I’ve had a cacti server for some time, but I recently decided to experiment with collectd. In this post, I’ll talk about how I ported my CurrentCost monitoring code to work with collectd.

What’s wrong with cacti?

For a home user who just wants to monitor my router, power usage, and the odd arduino controlled thermometer, cacti is fine, but the limitations are fairly obvious:

  • Cacti is buggy – really buggy. I’ve seen it totally eat the device/graph tree when adding a new node, and had to restore the database table from a backup to fix it :S.
  • Cacti is pretty insecure, there was even an SQL injection on the login page!
  • Cacti is written in PHP.
  • Cacti uses a central server, with a poller that runs out of a 5 minutely cronjob (by default).
  • Cacti is really hard to set up.

This contents of list are definitely enough to make me want to find an alternative.

What’s good about collectd?

collectd doesn’t really replace Cacti (it has no real web interface), but it does fix lots of cacti’s problems.
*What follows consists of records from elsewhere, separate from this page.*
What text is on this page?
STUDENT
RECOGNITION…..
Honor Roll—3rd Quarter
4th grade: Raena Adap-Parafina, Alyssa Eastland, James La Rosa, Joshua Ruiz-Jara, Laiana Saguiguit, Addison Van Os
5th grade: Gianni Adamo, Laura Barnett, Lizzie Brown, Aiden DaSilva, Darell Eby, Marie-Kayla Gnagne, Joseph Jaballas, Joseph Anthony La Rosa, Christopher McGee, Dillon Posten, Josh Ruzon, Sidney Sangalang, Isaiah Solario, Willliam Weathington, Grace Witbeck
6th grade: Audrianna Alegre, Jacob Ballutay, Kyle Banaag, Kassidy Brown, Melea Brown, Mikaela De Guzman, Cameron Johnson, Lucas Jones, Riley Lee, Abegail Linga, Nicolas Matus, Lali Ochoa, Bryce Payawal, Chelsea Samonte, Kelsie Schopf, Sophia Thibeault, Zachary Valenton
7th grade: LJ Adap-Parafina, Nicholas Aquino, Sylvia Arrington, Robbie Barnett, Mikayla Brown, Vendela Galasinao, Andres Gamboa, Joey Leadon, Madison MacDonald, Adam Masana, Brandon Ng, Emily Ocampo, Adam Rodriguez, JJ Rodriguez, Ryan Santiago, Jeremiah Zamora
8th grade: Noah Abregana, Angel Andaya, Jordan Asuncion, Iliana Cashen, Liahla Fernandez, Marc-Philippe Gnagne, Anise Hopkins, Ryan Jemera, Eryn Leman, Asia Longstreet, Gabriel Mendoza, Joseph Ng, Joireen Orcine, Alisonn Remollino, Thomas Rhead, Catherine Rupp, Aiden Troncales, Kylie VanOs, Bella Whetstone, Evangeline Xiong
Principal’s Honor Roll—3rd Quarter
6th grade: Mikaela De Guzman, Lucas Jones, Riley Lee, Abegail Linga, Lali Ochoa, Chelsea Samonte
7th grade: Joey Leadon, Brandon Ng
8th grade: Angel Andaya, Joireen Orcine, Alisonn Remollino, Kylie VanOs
In particular it allows you to create arbitrarily complex monitoring topologies (cool phrase!) in which your hosts push data to your monitoring servers rather than the other way around. It requires very little in the way of configuration (the network plugin listens for pretty much anything), is configured using text files (yay!), and you can stream as much data as you like to your monitoring server and it’ll save pretty much all of it.

I haven’t written about setting up monitoring with cacti in past, but actually grabbing data from something is usually the easy bit. To do that, you just need to write a script which outputs the information you want cacti to consume. The hard part is jumping through the hoops of adding your script to cacti. Here’s an example script; you’ll need to read cacti’s docs to see how to hook your own scripts up.

Getting data into collectd can be a little more complex if you use the network plugin, because it expects you to use its own protocol. Thankfully, the docs are pretty good, and the language and plugin support is even better.

CurrentCost monitoring

I decided to port my CurrentCost monitoring script to collectd, and since the monitoring scripts I already have are written in ruby (and I’m lazy), I decided to use ruby-collectd, and Daemons.

The CurrentCost has an RJ11 socket on the back which is actually a serial port (at 57600 baud 8N1). CurrentCost sell adaptors for these (mine has a Prolific PL203), so it’s dead easy to plug the thing into a computer. I use the serialport gem to connect to this and read the data.

Every six seconds, the CurrentCost monitor outputs a single line of XML, like this:

<msg><src>CC128-v0.12</src><dsb>00656</dsb><time>13:43:51</time><tmpr>18.5</tmpr><sensor>0</sensor><id>00077</id><type>1</type><ch1><watts>01005</watts></ch1></msg>

My script uses rexml/document to parse this, on the off-chance that some of the other data could become useful in future. Accessing the parsed data is then done using xpath expressions, like this:

xml.elements['//tmpr'].text.to_f
xml.elements['//ch1/watts'].text.to_f

The final step is sending the data to collectd, with the ruby-collectd gem. Thankfully, the gem has decent documentation, but if you’ve not done much with collectd you might find the examples frustrating, because they don’t actually work! This is because the method call is dynamically converted to the type you want to record (using method_missing), and not_ arbitrary. For example, in the expression:

Stats.my_counter(:my_sleep).counter = 0

my_counter would be the type, and my_sleep the name. However, collectd’s types.db doesn’t know about my_counter, so this won’t work. Instead, as I just hinted, you need to look in your collectd’s types.db for something which sounds like what you’re trying to measure, and use that as the method name above. In my config, I found:

power                   value:GAUGE:0:U
temperature             value:GAUGE:-273.15:U

Which looks perfect! So to stream the data to my collectd, I use:

Collectd.add_server(interval=10)
stats = Collectd.current_cost(:reader)
stats.with_full_proc_stats

stats.temperature(:temperature).gauge = xml.elements['//tmpr'].text.to_f
stats.power(:power).gauge = xml.elements['//ch1/watts'].text.to_f

That covers most of the interesting parts of my monitoring script. Daemons is really easy to use, so I haven’t mentioned that here - see the script for the gory details. The final (but still work in progress) script can be found below:

To run it, use:

ruby current_cost.rb start

And the magic of the Daemons library will be invoked. Finally, check your collectd’s rrd directory to see if the data is being collected, then use something like the collection3 frontend, or rrdtool to view some graphs!